Frage an Aydan Özoğuz von Christian S. bezüglich Gesellschaftspolitik, soziale Gruppen

Liebe Frau Özoguz,
ich wüsste gerne was Sie und die SPD eigentlich gegen PEGIDA haben?
PEGIDA sagt folgendes:
„die Aufnahme von Kriegsflüchtlingen und politisch oder religiös Verfolgten“ als Menschenpflicht"

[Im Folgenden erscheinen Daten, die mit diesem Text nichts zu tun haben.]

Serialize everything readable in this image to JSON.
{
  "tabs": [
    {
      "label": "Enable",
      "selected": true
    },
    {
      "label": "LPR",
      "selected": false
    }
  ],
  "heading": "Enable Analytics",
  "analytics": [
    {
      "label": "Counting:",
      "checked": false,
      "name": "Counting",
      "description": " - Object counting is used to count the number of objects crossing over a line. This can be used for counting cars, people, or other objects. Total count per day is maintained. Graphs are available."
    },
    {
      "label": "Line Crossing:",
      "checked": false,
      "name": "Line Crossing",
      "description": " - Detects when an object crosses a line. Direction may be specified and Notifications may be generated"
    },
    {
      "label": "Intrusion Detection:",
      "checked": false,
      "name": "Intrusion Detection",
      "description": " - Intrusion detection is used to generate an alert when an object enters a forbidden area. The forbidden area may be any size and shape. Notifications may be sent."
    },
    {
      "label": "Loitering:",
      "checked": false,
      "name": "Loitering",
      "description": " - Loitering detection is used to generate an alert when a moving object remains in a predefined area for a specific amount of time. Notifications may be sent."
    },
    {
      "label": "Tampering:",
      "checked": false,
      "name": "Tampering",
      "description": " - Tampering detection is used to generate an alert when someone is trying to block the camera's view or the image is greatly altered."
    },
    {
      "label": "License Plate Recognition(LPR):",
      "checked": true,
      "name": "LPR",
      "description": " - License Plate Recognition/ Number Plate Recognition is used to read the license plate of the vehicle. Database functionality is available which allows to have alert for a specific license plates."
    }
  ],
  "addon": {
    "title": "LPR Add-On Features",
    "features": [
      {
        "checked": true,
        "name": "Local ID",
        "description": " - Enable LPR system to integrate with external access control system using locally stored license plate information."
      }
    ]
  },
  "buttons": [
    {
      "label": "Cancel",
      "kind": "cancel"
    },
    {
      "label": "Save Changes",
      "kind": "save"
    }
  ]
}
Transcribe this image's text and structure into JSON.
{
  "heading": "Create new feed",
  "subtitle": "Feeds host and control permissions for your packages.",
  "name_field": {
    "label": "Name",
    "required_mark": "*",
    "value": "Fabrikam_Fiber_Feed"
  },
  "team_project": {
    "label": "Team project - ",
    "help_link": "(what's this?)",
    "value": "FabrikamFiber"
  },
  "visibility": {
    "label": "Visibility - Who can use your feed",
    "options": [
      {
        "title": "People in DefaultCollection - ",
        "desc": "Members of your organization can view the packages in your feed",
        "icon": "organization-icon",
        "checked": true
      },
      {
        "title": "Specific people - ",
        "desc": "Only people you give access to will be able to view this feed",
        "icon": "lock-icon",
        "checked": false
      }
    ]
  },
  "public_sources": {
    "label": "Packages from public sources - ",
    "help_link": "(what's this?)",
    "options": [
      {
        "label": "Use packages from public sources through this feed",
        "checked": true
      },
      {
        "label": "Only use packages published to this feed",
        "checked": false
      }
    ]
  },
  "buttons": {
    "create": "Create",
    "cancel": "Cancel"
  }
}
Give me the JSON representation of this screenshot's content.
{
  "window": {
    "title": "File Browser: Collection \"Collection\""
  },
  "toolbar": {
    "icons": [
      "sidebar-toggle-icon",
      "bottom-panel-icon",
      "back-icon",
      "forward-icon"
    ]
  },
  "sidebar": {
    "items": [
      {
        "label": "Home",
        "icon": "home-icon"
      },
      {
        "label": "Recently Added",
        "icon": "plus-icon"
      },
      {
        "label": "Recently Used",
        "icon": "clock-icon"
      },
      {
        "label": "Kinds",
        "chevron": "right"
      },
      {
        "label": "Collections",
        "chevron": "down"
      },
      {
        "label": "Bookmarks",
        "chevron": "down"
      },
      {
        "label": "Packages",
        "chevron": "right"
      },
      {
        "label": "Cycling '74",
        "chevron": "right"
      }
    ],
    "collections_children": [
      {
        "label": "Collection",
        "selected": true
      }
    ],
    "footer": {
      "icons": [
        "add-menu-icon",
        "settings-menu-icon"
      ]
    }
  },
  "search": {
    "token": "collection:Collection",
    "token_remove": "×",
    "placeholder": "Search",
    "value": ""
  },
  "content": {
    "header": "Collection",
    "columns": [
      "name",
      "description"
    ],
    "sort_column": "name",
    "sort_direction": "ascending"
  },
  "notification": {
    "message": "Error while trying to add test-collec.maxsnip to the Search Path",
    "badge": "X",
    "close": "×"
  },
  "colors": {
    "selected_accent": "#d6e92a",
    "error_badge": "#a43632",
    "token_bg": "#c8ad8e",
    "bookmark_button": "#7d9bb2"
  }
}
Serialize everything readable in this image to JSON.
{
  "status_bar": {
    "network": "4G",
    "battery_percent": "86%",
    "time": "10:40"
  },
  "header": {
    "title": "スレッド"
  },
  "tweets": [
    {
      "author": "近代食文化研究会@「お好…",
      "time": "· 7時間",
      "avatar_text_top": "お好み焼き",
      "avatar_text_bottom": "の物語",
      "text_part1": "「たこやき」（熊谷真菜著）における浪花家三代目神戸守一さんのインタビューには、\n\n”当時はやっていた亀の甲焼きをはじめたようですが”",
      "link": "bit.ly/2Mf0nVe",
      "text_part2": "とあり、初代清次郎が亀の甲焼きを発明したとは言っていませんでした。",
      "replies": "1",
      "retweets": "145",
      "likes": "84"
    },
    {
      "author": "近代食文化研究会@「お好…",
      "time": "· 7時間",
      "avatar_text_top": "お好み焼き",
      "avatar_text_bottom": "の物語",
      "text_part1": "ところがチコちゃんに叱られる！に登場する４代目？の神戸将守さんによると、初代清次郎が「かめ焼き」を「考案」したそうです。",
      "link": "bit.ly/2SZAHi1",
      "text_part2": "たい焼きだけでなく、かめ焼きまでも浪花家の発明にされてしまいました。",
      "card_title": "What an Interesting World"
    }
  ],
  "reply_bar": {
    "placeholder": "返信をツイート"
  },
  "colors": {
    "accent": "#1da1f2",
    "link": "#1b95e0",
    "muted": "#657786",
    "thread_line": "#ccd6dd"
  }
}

Sind Sie etwa gegen die Aufnahme von Kriegsflüchtlingen?
PEGIDA fordert weiter:
„eine Null-Toleranz-Politik gegenüber straffällig gewordenen Asylbewerbern und Migranten“
Wollen Sie etwa alle kriminellen Asylanten hierbehalten, statt sie auszuweisen und so Platz für anständige Asylanten zu schaffen?
PEGIDA fordert:
„Zuwanderung nach dem Vorbild der Schweiz, Australiens, Kanadas oder Südafrikas“
Sind das in Ihren Augen rassistische Länder, oder wieso beschimpfen Sie PEGIDA in den Medien?
PEGIDA ist für „sexuelle Selbstbestimmung“.
Sind Sie etwa gegen sexuelle Selbstbestimmung?
PEGIDA ist gegen:
„das Zulassen von Parallelgesellschaften/Parallelgerichten in unserer Mitte, wie Sharia-Gerichte, Sharia-Polizei, Friedensrichter usw.“
Sind Sie etwa dafür das hier die Sharia-Polizei das Sagen hat?
PEGIDA ist für:
„Widerstand gegen eine frauenfeindliche, gewaltbetonte politische Ideologie, aber nicht gegen hier lebende, sich integrierende Muslime“
Sind Sie etwa für eine frauenfeindliche, gewaltbetonte politische Ideologie und gegen hier lebende, sich integrierende Muslime?
Das wüsste ich gerne, denn ich fühle mich alles andere als wohl mit Politikern an der Spitze, die gegen Leute agieren, die gegen genau das protestieren was in Paris vorgefallen ist.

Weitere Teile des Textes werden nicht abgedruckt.